O livro Cuba por Korda, sobre a obra do fotógrafo na revolução, traz a história completa por trás da fotografia:
No início de março de 1960, mais de um ano após a tomada do poder pelos revolucionários, um cargueiro francês da Companhia Geral Transatlântica, La Coubre, chegou ao porto de Havana. Transportava a segunda carga de munições que os cubanos haviam conseguido comprar na Bélgica, apesar das pressões de Washington. Porém, no dia 4, duas explosões enormes sacudiram a cidade. O atentado fez oitenta e um mortos e duzentos feridos em meio aos trabalhadores do porto. Atribuída por Fidel Castro à CIA, esta carnificina pôs fim à toda esperança de reconciliação com os americanos. Um fotógrafo da revista Verde Olivo, Gilberto Ande, flagrou Che socorrendo os feridos. Mas este o proibiu de fotografá-lo. Considerava vergonhoso ser objeto de curiosidade em tais circunstâncias. No dia seguinte, por ocasião dos obséquios das vítimas, Korda postou-se diante do cemitério de Havana, a serviço do jornal Revolución. Fotografava Fidel Castro, que fazia um violento discurso, Che Guevara , e também Jean-Paul Sartre e Simone de Beauvoir. Os intelectuais franceses haviam acabado de chegar a Cuba. Tinham ido testemunhar, por si mesmos, aquela experiência revolucionária que apaixonava todo o mundo. Após seu regresso, Sartre escreveria uma longa série de artigos no France-Soir, com o título “Furacão sobre o açúcar”. E concluiria que “Cuba quer ser Cuba e nada mais”.

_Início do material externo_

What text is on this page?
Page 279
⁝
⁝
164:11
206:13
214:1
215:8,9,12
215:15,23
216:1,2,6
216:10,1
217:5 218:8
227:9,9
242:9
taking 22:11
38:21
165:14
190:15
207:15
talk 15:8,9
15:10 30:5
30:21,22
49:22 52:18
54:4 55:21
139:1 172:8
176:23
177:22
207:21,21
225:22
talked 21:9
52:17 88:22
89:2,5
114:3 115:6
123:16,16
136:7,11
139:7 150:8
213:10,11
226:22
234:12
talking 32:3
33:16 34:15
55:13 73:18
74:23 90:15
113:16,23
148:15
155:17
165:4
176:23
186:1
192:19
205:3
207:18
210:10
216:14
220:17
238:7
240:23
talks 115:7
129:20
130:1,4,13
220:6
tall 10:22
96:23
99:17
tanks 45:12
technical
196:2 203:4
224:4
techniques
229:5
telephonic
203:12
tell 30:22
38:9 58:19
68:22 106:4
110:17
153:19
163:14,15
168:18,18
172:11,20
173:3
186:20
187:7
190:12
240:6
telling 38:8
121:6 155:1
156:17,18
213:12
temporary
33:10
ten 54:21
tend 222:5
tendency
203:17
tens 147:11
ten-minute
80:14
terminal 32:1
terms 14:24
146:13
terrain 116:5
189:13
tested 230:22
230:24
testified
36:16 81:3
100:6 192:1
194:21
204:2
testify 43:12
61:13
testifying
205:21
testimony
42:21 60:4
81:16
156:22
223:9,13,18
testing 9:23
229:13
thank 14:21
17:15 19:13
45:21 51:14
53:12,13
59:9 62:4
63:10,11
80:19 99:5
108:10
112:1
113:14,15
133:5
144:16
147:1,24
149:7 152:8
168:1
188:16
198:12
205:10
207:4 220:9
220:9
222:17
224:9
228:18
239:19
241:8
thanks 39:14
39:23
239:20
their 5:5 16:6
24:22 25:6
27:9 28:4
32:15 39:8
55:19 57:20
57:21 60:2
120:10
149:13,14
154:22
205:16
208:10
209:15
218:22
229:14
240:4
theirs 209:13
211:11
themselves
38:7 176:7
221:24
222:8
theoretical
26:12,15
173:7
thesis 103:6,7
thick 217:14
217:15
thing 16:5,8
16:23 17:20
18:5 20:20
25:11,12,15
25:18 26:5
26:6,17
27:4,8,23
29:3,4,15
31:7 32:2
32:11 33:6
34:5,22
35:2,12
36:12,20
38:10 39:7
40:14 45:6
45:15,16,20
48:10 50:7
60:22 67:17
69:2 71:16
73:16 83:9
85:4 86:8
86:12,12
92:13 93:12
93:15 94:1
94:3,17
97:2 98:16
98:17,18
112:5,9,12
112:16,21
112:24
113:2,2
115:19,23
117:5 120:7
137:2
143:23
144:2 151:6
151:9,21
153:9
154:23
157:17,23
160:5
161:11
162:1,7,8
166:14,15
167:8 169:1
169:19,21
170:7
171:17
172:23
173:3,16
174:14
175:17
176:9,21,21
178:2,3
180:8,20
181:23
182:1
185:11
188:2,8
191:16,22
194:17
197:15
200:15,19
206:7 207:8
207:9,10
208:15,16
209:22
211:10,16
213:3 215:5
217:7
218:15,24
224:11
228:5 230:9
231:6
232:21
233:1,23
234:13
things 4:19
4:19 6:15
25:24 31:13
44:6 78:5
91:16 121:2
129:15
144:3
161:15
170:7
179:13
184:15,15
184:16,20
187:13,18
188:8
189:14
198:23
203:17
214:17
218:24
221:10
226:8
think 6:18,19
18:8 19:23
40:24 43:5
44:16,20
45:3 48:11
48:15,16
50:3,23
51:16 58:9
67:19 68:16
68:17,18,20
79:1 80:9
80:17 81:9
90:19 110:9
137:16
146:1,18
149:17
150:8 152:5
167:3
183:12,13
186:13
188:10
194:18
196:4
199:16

Em junho de 1967, sete anos após a explosão de La Coubre, o mundo inteiro se perguntava para onde fora Guevara. Ninguém sabia ainda se estava acendendo outro foco de guerrilha na Bolívia. Enquanto isso, em Havana, o editor italiano Giangiacomo Feltrinelli procurava um belo retrato de Che. Apresentou-se a Korda com uma carda de recomendação de Haydée Santamaría, uma revolucionária de primeira hora. À vista deste sésamo, o fotógrafo lhe deu de presente duas cópias. Em outubro do mesmo ano, Che seria preso e executado pelo exército boliviano. Alguns meses mais tarde, Fidel Castro enviaria o diário de Che na Bolívia a Feltrinelli, que se comprometeu a publicá-lo e reverter os ganhos aos movimentos revolucionários da América Latina. Ao mesmo tempo, o editor imprimiu os primeiros milhares de pôsteres com a foto de Korda. Transformada em símbolo planetário, milhões de exemplares da foto foram difundidos sem o crédito de autoria. Korda nunca tocou em um centavo dos direitos sobre a venda destes cartazes.